To clarify --- you mean the graph on n vertices having n(n-1) directed edges? But what do you mean by a 1-factor? A set of edges that gives (indegree+outdegree)=1 at each vertex? (that is, a set of edges which when undirected forms a perfect matching?
Or do you mean a set of cycles which meets each vertex exactly once?
ัThe standard notion of matching applies only for undirected graphs. Given a directed graph, you can converse the graph to the undirected one. An edge {u,v} in the undirected graph appears if and only if both (u,v) and (v,u) are edges in the original directed graph.

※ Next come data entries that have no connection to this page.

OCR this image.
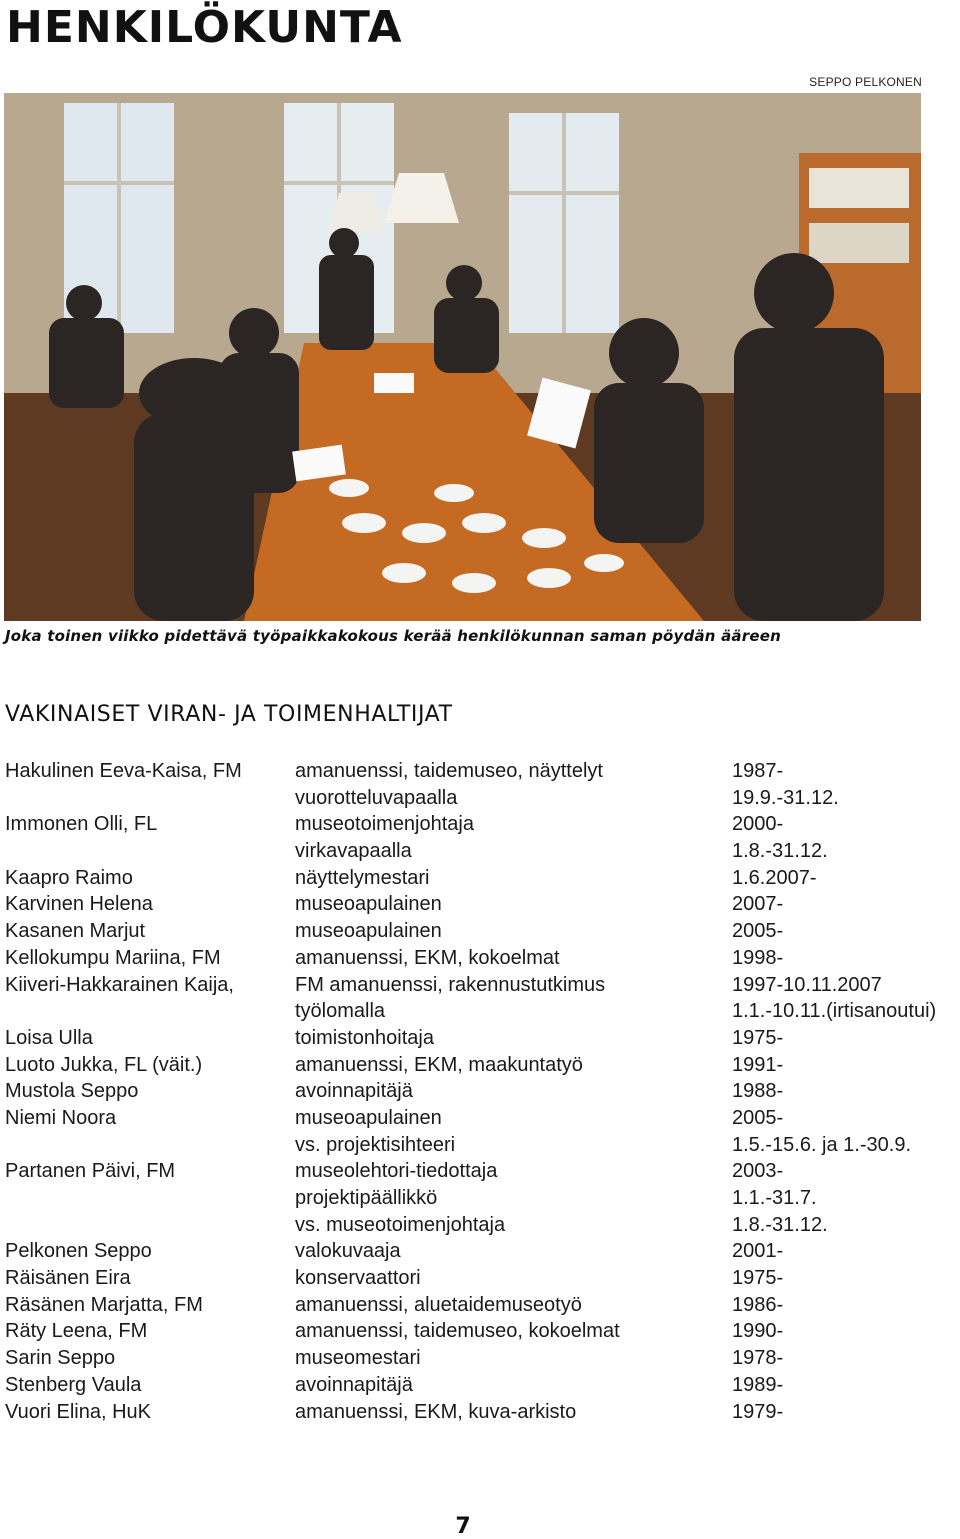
HENKILÖKUNTA
SEPPO PELKONEN
Joka toinen viikko pidettävä työpaikkakokous kerää henkilökunnan saman pöydän ääreen
VAKINAISET VIRAN- JA TOIMENHALTIJAT
Hakulinen Eeva-Kaisa, FM	amanuenssi, taidemuseo, näyttelyt	1987-
vuorotteluvapaalla	19.9.-31.12.
Immonen Olli, FL	museotoimenjohtaja	2000-
virkavapaalla	1.8.-31.12.
Kaapro Raimo	näyttelymestari	1.6.2007-
Karvinen Helena	museoapulainen	2007-
Kasanen Marjut	museoapulainen	2005-
Kellokumpu Mariina, FM	amanuenssi, EKM, kokoelmat	1998-
Kiiveri-Hakkarainen Kaija,	FM amanuenssi, rakennustutkimus	1997-10.11.2007
työlomalla	1.1.-10.11.(irtisanoutui)
Loisa Ulla	toimistonhoitaja	1975-
Luoto Jukka, FL (väit.)	amanuenssi, EKM, maakuntatyö	1991-
Mustola Seppo	avoinnapitäjä	1988-
Niemi Noora	museoapulainen	2005-
vs. projektisihteeri	1.5.-15.6. ja 1.-30.9.
Partanen Päivi, FM	museolehtori-tiedottaja	2003-
projektipäällikkö	1.1.-31.7.
vs. museotoimenjohtaja	1.8.-31.12.
Pelkonen Seppo	valokuvaaja	2001-
Räisänen Eira	konservaattori	1975-
Räsänen Marjatta, FM	amanuenssi, aluetaidemuseotyö	1986-
Räty Leena, FM	amanuenssi, taidemuseo, kokoelmat	1990-
Sarin Seppo	museomestari	1978-
Stenberg Vaula	avoinnapitäjä	1989-
Vuori Elina, HuK	amanuenssi, EKM, kuva-arkisto	1979-
7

Enumerating matchings in the complete undirected graph is easy: and in fact, in the directed version, almost easier. Enumerating covers of the complete directed graph by directed cycles is not hard either --- though the answer is not as simple as for matchings. It becomes a sum over stirling numbers instead of just essentially a binomial coefficient.

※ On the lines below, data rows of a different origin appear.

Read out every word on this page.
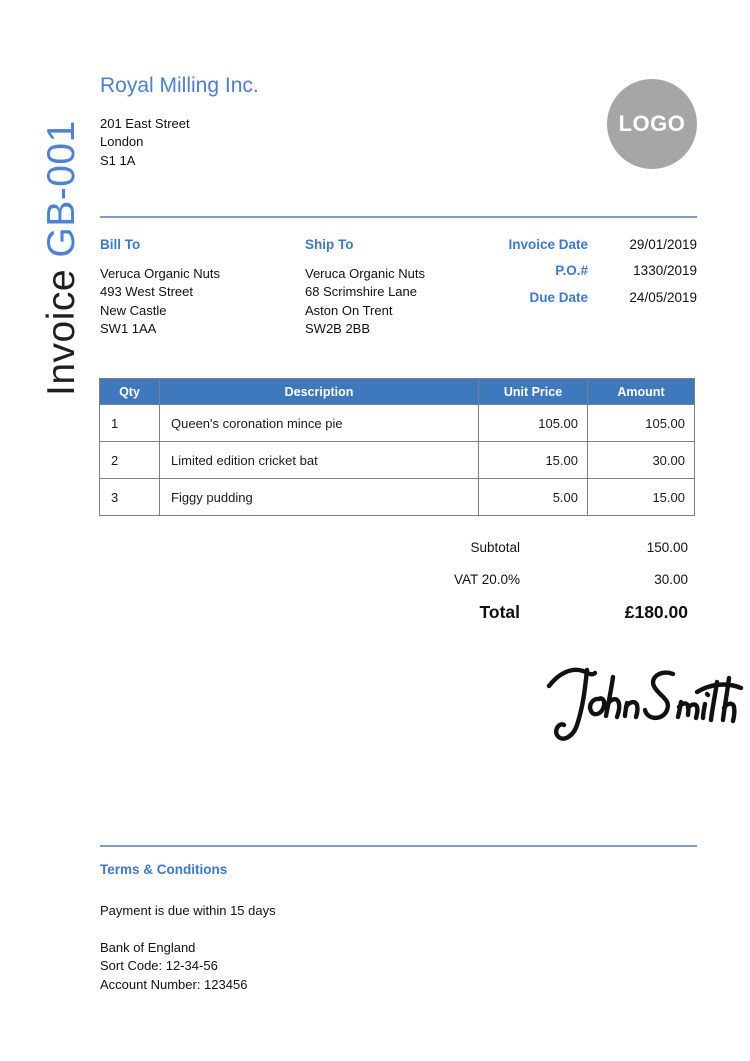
Invoice GB-001
Royal Milling Inc.
201 East Street
London
S1 1A
LOGO
Bill To
Veruca Organic Nuts
493 West Street
New Castle
SW1 1AA
Ship To
Veruca Organic Nuts
68 Scrimshire Lane
Aston On Trent
SW2B 2BB
Invoice Date	29/01/2019
P.O.#	1330/2019
Due Date	24/05/2019
Qty	Description	Unit Price	Amount
1	Queen's coronation mince pie	105.00	105.00
2	Limited edition cricket bat	15.00	30.00
3	Figgy pudding	5.00	15.00
Subtotal	150.00
VAT 20.0%	30.00
Total	£180.00
Terms & Conditions
Payment is due within 15 days
Bank of England
Sort Code: 12-34-56
Account Number: 123456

This can be solved for any directed graph, not just complete directed graphs.We convert it to a max flow problem, ala Ford and Fulkerson algorithm. Convert each vertex into two vertices. V becomes Vin and Vout. now each directed arc VW is entered as the arc Vin Wout. Add two more vertices, a source that has arcs to all the "in" vertices and a sink receiving arcs from all "out" vertices. Give all arcs a capacity of 1, Run the max flow min cut algorithm to find the max flow from source to sink. The max flow incorporates a max matching, which may or may not be a perfect matching whne none exists. This algorithm is order n squared.